Student Post: Israel Uncovered Alum Brings Israel's Start Up Culture to Miami
Joseph Socarras is a third year student at University of Miami and a recent participant on Israel Uncovered, The David Project's first Israel mission. Below, he talks about his experience on the trip and how it has motivated him to get involved back on campus. It’s been nearly three months since I’ve returned from my first trip to Israel, yet I still find myself talking about the country every day.
It turns out Israel is more relevant to my life than I could have possibly imagined. Before the trip, I only identified Israel with religion. While I am religious (though not Jewish), religion only makes up one part of my life, so my connection to Israel was limited to just one part of the country. Now, when I talk with others about Israel we discuss topics such as technology, history, social issues, and culture. And these topics come up naturally. I’m talking about Israel as often as I am because I genuinely came to identify with it on several different levels while on the trip.
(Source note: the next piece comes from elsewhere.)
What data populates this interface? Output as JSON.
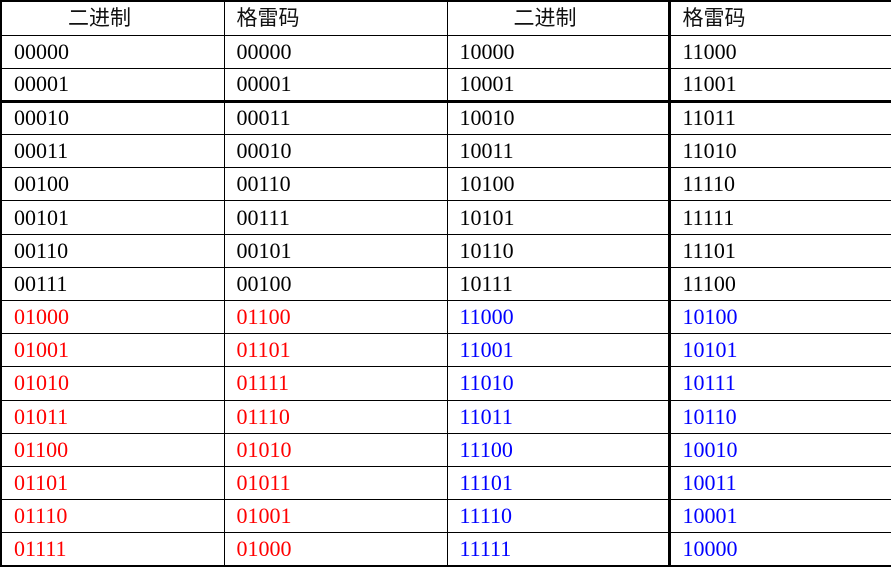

While in Israel, I became particularly interested in its startup culture. We visited Tel Aviv's Microsoft Accelerator and had the chance to meet with the companies present. Having that experience and making those connections has enabled me to help start the technology branch of the University of Miami’s TAMID chapter, giving engineering, computer-science, and tech-minded students the opportunity to work with Israeli startups. And to think—this began simply because I had the chance to visit Israel and experience something that I could bring back home. Although the technology branch is less than a semester old, it has already begun to attract many non-Jewish students, which is in and of itself a form of advocacy.
One of the most important things I’ve learned from The David Project is the importance of communicating our “personal narratives,” or, in other words, why it is that we love and connect with Israel. The David Project gave me the chance to fall in love with Israel for a variety of reasons, and I’ve communicated those reasons to others.
Consequently, many non-Jewish friends of mine have begun asking me how they could get involved with Israel-related activities. To put a number on it, around ten people have already asked me how they can go to Israel—almost none of them Jewish and all of them serious about wanting to go. So far, one of my friends is already going to Israel this summer for a seven week fellowship even though he knows little to nothing about Israeli culture. He simply identifies with Israel’s reputation as the “Startup Nation.” This group interested in visiting Israel is part of a larger number of students beginning to talk about different aspects of Israel with their friends, resulting in a growing pro-Israeli sentiment. In my four semesters of college life, it’s clear that this has by far been the most effective form of advocacy.
What The David Project has been able to do is to get both Jewish and non-Jewish students excited about Israel in a way that is peaceful and non-controversial, something not commonly achieved within Israeli advocacy circles. I think it would be wise for others to begin emulating The David Project's advocacy methodology.